Much has been said and written about the deleterious effects of political correctness, which makes it next to impossible to speak truth without meeting volleys of censorship and defamation.
Another cognitive tendency, however, is now reaching massive proportions, namely the pervasive refusal to learn, to ferret out facts from the welter of conflicting claims and competing opinions that obscure or deform the exchange of ideas on which the health of a democracy depends, in short, to seek truth. No less destructive to the existence of an informed public than the scourge of political correctness, the lassitude that afflicts us is no doubt, or at least in part, owing to an increasingly dysfunctional educational system at all levels from primary to post-graduate, and operates in conjunction with a widespread cultural propensity to a sort of epicurean laziness that comes with prolonged affluence and an entitlement mentality.
Three recent instances of willful ignorance got me thinking once again about this noxious contagion from which we suffer.

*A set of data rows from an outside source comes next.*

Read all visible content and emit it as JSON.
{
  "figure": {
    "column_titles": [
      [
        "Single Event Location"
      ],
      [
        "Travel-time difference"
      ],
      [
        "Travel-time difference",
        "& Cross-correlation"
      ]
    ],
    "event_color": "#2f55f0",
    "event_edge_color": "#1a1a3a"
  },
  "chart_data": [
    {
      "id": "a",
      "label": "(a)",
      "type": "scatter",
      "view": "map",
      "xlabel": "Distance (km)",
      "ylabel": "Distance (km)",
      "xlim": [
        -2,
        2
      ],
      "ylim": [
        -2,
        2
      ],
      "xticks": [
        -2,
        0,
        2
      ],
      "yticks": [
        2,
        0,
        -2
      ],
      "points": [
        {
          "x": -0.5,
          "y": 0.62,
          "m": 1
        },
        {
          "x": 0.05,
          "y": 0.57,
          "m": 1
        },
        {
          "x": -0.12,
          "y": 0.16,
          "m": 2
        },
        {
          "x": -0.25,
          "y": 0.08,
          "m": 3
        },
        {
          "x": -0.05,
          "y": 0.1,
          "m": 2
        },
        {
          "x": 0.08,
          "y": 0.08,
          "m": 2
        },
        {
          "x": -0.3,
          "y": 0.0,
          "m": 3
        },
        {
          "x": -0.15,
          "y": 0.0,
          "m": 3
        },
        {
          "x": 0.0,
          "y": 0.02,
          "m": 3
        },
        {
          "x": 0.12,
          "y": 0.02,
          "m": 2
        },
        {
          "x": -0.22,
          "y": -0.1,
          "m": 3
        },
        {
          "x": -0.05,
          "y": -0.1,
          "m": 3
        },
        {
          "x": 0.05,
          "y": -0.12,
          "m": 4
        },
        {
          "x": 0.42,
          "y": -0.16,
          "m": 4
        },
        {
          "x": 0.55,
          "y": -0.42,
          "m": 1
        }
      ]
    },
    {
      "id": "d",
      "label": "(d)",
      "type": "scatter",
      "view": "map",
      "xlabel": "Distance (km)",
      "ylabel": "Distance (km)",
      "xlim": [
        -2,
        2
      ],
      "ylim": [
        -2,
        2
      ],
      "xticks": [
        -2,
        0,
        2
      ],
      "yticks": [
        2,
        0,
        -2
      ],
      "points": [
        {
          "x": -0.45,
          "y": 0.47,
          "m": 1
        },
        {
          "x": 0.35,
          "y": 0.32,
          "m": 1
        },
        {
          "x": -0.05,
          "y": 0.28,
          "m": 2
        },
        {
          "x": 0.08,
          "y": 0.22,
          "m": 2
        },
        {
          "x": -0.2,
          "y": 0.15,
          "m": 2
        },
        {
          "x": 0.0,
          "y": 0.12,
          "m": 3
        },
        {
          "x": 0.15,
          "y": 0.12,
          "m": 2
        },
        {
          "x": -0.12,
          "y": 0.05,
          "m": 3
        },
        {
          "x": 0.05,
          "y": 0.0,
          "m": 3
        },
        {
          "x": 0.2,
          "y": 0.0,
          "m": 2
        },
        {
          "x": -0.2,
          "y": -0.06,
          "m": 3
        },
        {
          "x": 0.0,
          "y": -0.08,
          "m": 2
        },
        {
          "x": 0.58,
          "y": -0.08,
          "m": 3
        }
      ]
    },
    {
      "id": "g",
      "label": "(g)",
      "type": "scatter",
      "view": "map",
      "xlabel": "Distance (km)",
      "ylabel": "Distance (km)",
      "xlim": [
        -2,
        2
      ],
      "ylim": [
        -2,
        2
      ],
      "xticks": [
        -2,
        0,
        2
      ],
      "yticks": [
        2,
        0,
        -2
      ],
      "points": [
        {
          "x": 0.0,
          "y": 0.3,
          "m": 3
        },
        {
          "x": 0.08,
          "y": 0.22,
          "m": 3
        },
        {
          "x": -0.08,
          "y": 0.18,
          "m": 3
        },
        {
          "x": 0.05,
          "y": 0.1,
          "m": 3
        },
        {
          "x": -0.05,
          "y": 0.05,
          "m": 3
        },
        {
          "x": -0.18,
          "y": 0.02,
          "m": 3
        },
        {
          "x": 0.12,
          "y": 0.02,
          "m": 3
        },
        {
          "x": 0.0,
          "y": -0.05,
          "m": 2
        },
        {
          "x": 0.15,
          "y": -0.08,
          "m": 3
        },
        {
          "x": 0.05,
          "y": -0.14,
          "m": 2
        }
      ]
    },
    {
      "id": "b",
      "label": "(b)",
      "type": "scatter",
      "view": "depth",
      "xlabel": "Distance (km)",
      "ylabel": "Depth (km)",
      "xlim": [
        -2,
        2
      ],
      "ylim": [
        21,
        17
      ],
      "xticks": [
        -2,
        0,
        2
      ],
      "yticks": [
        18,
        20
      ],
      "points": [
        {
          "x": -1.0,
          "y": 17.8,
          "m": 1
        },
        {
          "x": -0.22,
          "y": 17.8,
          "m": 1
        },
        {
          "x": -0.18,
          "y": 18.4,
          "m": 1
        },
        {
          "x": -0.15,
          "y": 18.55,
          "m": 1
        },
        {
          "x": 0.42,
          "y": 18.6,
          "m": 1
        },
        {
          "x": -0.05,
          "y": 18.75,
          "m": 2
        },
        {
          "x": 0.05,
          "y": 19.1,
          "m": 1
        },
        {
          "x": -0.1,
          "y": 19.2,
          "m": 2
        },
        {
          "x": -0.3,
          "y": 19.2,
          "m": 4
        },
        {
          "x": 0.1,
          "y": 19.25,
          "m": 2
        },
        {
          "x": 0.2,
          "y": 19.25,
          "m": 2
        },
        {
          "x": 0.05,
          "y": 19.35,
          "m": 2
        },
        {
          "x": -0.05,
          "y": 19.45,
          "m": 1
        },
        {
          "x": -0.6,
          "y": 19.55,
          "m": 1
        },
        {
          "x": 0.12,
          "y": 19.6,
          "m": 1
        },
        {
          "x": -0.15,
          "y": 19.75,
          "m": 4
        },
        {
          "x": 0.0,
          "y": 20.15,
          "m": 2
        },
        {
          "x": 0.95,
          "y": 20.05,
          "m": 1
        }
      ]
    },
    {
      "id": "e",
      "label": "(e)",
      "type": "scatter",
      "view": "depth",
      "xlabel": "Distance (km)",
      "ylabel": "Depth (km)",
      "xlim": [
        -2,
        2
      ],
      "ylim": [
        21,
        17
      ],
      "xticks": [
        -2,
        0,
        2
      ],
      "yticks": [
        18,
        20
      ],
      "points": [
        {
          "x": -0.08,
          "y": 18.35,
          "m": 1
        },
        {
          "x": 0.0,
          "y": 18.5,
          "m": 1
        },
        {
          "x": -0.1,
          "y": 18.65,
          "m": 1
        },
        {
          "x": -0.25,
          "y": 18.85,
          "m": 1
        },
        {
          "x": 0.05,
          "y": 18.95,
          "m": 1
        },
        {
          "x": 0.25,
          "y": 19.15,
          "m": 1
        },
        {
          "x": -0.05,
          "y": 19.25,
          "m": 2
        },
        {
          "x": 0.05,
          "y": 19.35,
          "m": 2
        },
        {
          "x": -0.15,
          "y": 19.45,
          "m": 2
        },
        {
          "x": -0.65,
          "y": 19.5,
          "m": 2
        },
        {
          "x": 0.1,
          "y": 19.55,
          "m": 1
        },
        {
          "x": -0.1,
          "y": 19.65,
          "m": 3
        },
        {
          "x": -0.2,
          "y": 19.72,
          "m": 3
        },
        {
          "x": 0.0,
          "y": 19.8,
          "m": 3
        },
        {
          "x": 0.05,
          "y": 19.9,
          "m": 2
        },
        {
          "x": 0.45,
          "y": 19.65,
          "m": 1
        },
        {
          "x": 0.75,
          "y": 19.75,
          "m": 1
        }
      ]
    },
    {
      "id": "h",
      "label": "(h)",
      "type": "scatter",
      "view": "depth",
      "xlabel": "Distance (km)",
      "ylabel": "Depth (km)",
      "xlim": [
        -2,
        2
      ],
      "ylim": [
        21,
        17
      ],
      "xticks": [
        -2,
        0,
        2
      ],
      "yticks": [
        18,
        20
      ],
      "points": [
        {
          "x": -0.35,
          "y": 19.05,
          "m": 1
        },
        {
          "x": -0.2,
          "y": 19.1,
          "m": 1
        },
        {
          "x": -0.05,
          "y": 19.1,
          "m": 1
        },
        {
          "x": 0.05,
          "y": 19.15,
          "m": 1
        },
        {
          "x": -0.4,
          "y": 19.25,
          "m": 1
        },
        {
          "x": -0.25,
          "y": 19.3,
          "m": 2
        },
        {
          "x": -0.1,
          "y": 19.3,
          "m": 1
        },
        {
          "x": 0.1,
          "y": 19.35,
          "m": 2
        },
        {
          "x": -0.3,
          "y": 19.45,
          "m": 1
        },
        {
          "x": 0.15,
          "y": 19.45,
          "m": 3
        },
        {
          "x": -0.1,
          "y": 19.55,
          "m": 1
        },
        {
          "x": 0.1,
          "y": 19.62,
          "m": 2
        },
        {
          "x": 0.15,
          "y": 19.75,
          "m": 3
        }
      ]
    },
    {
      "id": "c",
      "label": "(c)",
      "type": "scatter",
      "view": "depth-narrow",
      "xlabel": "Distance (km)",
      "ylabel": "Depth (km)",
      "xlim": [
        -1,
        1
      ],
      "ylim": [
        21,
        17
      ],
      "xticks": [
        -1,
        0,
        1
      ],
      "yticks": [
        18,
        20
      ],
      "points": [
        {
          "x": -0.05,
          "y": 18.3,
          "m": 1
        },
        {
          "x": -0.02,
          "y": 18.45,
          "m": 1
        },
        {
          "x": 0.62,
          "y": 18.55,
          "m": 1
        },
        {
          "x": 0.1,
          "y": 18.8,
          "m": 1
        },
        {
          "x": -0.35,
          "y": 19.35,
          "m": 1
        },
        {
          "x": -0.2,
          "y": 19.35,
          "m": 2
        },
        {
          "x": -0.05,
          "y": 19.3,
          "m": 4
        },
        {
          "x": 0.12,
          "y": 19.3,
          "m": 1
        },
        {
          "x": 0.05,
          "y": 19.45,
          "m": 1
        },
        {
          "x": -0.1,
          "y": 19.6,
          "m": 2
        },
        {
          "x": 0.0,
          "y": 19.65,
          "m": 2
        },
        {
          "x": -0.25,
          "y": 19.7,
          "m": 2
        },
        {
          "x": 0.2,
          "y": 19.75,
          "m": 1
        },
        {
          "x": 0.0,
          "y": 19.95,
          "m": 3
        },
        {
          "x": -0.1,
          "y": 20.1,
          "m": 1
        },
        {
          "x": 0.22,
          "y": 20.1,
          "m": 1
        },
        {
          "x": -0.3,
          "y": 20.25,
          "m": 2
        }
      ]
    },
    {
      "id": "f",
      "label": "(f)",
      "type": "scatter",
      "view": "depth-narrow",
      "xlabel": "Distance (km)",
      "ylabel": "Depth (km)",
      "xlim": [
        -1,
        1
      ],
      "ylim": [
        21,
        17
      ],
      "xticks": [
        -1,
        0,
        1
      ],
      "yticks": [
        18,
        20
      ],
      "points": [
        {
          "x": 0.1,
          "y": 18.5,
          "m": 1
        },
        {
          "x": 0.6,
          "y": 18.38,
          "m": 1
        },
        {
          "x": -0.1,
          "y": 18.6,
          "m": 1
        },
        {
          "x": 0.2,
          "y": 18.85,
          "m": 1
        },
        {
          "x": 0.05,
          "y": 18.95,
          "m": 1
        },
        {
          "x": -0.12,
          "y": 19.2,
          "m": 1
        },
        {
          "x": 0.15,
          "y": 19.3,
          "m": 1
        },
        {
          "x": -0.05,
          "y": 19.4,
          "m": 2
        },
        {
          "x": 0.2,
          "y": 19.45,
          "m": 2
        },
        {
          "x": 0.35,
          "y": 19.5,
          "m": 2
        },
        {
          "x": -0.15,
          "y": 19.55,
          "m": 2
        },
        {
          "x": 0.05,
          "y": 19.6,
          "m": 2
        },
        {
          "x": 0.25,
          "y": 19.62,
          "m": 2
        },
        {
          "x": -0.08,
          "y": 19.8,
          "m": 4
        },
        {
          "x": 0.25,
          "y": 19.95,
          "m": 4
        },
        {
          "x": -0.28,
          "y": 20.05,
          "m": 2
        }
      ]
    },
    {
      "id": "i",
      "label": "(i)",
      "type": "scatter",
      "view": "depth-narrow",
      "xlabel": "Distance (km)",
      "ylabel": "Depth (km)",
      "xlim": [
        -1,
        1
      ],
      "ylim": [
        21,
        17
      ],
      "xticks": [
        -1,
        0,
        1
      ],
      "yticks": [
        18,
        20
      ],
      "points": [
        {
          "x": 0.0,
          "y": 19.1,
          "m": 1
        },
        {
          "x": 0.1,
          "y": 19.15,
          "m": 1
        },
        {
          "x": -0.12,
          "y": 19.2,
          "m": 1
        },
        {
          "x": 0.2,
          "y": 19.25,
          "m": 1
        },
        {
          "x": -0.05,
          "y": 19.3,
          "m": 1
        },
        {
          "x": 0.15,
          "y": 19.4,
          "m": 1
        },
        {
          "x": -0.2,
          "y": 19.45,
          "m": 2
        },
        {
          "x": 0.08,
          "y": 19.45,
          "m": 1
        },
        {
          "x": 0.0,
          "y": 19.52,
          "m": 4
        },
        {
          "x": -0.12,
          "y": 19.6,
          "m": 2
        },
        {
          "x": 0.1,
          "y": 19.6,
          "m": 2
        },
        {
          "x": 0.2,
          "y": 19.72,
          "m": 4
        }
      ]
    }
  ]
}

The first was a personal encounter on a Facebook chain in which I misguidedly sparred with an academic colleague on the subject of Islam. My colleague took exception to an article I had posted, “How to Defeat Terrorism,” in which I put forward a series of severe but sensible measures to reduce the incidence of jihadist attacks. I had set terror squarely in the camp of canonical Islam and provided textual evidence to support my contention. My interlocutor accused me of proposing a Nazi-type “final solution,” of thinking in black hat/white hat terms, and of mischaracterizing Islam, which he asserted was 90% based on the bible and which honored the prophetic figures of the Judeo-Christian tradition.
When I pointed out that he was quite mistaken, that Islam had misconstrued these august personages and substantially perverted the message of the holy scriptures, and that he had little accurate knowledge of either the authoritative sources of Islam or the bible in any detail, he was affronted. My knowledge of these matters, while by no means panoptic, is the fruit of 15 years of study, as my correspondent knew from books and articles I had published; nonetheless, he dismissed my information as amounting to nothing more than “ten minutes on Google.” He offered no counter-argument or substantive engagement. He had obviously gleaned his comfortable point of view from watching TV, reading our liberal newspapers, and conversing with his academic peers — and maybe, from ten minutes on Google. And he wore his ignorance proudly.
But he was not yet finished. He proceeded to contradict himself, stating that the Judeo-Christian tradition, which a genial Islam had duly respected, was responsible for atrocities like the Third Reich. When I responded that one can’t have it both ways — the Western tradition is either benign or culpable — and that Nazism was a pagan incursion into the democratic life of the West, he could only resort to evasion, once again displaying a profound lack of investigative grounding. He then signed off, ending our correspondence with an offhand insult. Why should I have been surprised? After all, the academy has proven to be among the most remiss of our institutions in the pursuit of truth.